Pearson's full-year figures for 2013, published on Friday, follow a dire trading update Pearson gave in January, when it informed the market that operating profits would be below analysts' estimates.

Adjusted operating profits at Pearson's North American business were down 24% to £406m, partly due to £49m restructuring costs, as it was hit by major cutbacks in public spending.

Overall, Pearson's operating profit was down 21% year-on-year to £736m, on revenues up 2% to £5.28bn.

Pearson's North American education business, which makes up more than half the group's revenues, has been hit by schools and colleges deferring spending on educational materials while college enrolments in the US are temporarily lower.

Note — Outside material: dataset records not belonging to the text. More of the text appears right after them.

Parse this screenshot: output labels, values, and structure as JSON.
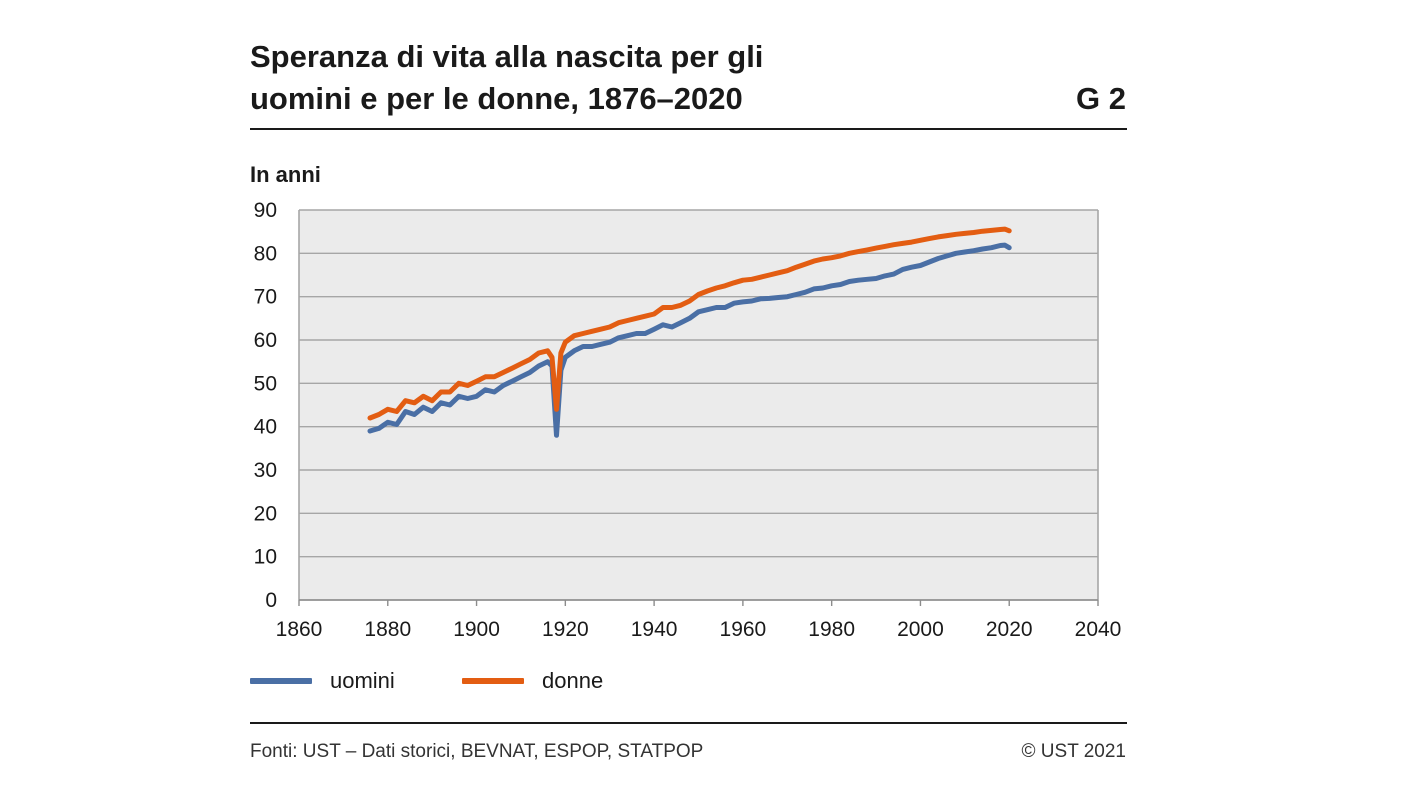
{
  "header": {
    "title_line1": "Speranza di vita alla nascita per gli",
    "title_line2": "uomini e per le donne, 1876–2020",
    "figure_id": "G 2"
  },
  "footer": {
    "source": "Fonti: UST – Dati storici, BEVNAT, ESPOP, STATPOP",
    "copyright": "© UST 2021"
  },
  "chart_data": {
    "type": "line",
    "title": "Speranza di vita alla nascita per gli uomini e per le donne, 1876–2020",
    "ylabel": "In anni",
    "xlabel": "",
    "xlim": [
      1860,
      2040
    ],
    "ylim": [
      0,
      90
    ],
    "xticks": [
      1860,
      1880,
      1900,
      1920,
      1940,
      1960,
      1980,
      2000,
      2020,
      2040
    ],
    "yticks": [
      0,
      10,
      20,
      30,
      40,
      50,
      60,
      70,
      80,
      90
    ],
    "grid": true,
    "legend_position": "bottom-left",
    "colors": {
      "plot_bg": "#ebebeb",
      "grid": "#a6a6a6",
      "uomini": "#4a6fa5",
      "donne": "#e35d12"
    },
    "series": [
      {
        "name": "uomini",
        "x": [
          1876,
          1878,
          1880,
          1882,
          1884,
          1886,
          1888,
          1890,
          1892,
          1894,
          1896,
          1898,
          1900,
          1902,
          1904,
          1906,
          1908,
          1910,
          1912,
          1914,
          1916,
          1917,
          1918,
          1919,
          1920,
          1922,
          1924,
          1926,
          1928,
          1930,
          1932,
          1934,
          1936,
          1938,
          1940,
          1942,
          1944,
          1946,
          1948,
          1950,
          1952,
          1954,
          1956,
          1958,
          1960,
          1962,
          1964,
          1966,
          1968,
          1970,
          1972,
          1974,
          1976,
          1978,
          1980,
          1982,
          1984,
          1986,
          1988,
          1990,
          1992,
          1994,
          1996,
          1998,
          2000,
          2002,
          2004,
          2006,
          2008,
          2010,
          2012,
          2014,
          2016,
          2018,
          2019,
          2020
        ],
        "values": [
          39,
          39.6,
          41,
          40.5,
          43.5,
          42.8,
          44.5,
          43.5,
          45.5,
          45,
          47,
          46.5,
          47,
          48.5,
          48,
          49.5,
          50.5,
          51.5,
          52.5,
          54,
          55,
          54,
          38,
          53,
          56,
          57.5,
          58.5,
          58.5,
          59,
          59.5,
          60.5,
          61,
          61.5,
          61.5,
          62.5,
          63.5,
          63,
          64,
          65,
          66.5,
          67,
          67.5,
          67.5,
          68.5,
          68.8,
          69,
          69.5,
          69.6,
          69.8,
          70,
          70.5,
          71,
          71.8,
          72,
          72.5,
          72.8,
          73.5,
          73.8,
          74,
          74.2,
          74.8,
          75.2,
          76.3,
          76.8,
          77.2,
          78,
          78.8,
          79.4,
          80,
          80.3,
          80.6,
          81,
          81.3,
          81.8,
          81.9,
          81.3
        ]
      },
      {
        "name": "donne",
        "x": [
          1876,
          1878,
          1880,
          1882,
          1884,
          1886,
          1888,
          1890,
          1892,
          1894,
          1896,
          1898,
          1900,
          1902,
          1904,
          1906,
          1908,
          1910,
          1912,
          1914,
          1916,
          1917,
          1918,
          1919,
          1920,
          1922,
          1924,
          1926,
          1928,
          1930,
          1932,
          1934,
          1936,
          1938,
          1940,
          1942,
          1944,
          1946,
          1948,
          1950,
          1952,
          1954,
          1956,
          1958,
          1960,
          1962,
          1964,
          1966,
          1968,
          1970,
          1972,
          1974,
          1976,
          1978,
          1980,
          1982,
          1984,
          1986,
          1988,
          1990,
          1992,
          1994,
          1996,
          1998,
          2000,
          2002,
          2004,
          2006,
          2008,
          2010,
          2012,
          2014,
          2016,
          2018,
          2019,
          2020
        ],
        "values": [
          42,
          42.8,
          44,
          43.5,
          46,
          45.5,
          47,
          46,
          48,
          48,
          50,
          49.5,
          50.5,
          51.5,
          51.5,
          52.5,
          53.5,
          54.5,
          55.5,
          57,
          57.5,
          56,
          44,
          57,
          59.5,
          61,
          61.5,
          62,
          62.5,
          63,
          64,
          64.5,
          65,
          65.5,
          66,
          67.5,
          67.5,
          68,
          69,
          70.5,
          71.3,
          72,
          72.5,
          73.2,
          73.8,
          74,
          74.5,
          75,
          75.5,
          76,
          76.8,
          77.5,
          78.2,
          78.7,
          79,
          79.4,
          80,
          80.4,
          80.8,
          81.2,
          81.6,
          82,
          82.3,
          82.6,
          83,
          83.4,
          83.8,
          84.1,
          84.4,
          84.6,
          84.8,
          85.1,
          85.3,
          85.5,
          85.6,
          85.2
        ]
      }
    ]
  }
}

The group's educational business, outside of North America, has also been hit, with profits down 24% to £140m.

But Fallon said the group was in the second year of a "short, sharp" transition which would see the education business more focused on digital education and growing again by 2015.

Pearson said ​book publisher​ Penguin Random House – ​ ​the joint venture between Pearson and Bertelsmann's Random House​ – ​traded well in the second half of the year.

The merger was complete​d​ in July 2013 and Pearson said its performance had been boosted by a strong bestseller performance in all its markets.

Pearson​ owns ​47% of the joint venture, and its share of revenues for the six months from July was £513m, with an adjusted operating profit of £78m.

In 2012, Penguin's full-year revenues were £1.053bn, with an adjusted operating profit of £98m.

Bestsellers in 2013 in the UK included Dan Brown's Inferno; David Jason's My Life, Jamie Oliver's Save with Jamie and Helen Fielding's Bridget Jones: Mad About the Boy.

In the US, Penguin Random House published 480 New York Times bestsellers, including Inferno, John Grisham's Sycamore Row and Khaled Hosseini's And the Mountains Echoed.

Pearson's share price was down 7.78% to 992p at about 9.30am on Friday.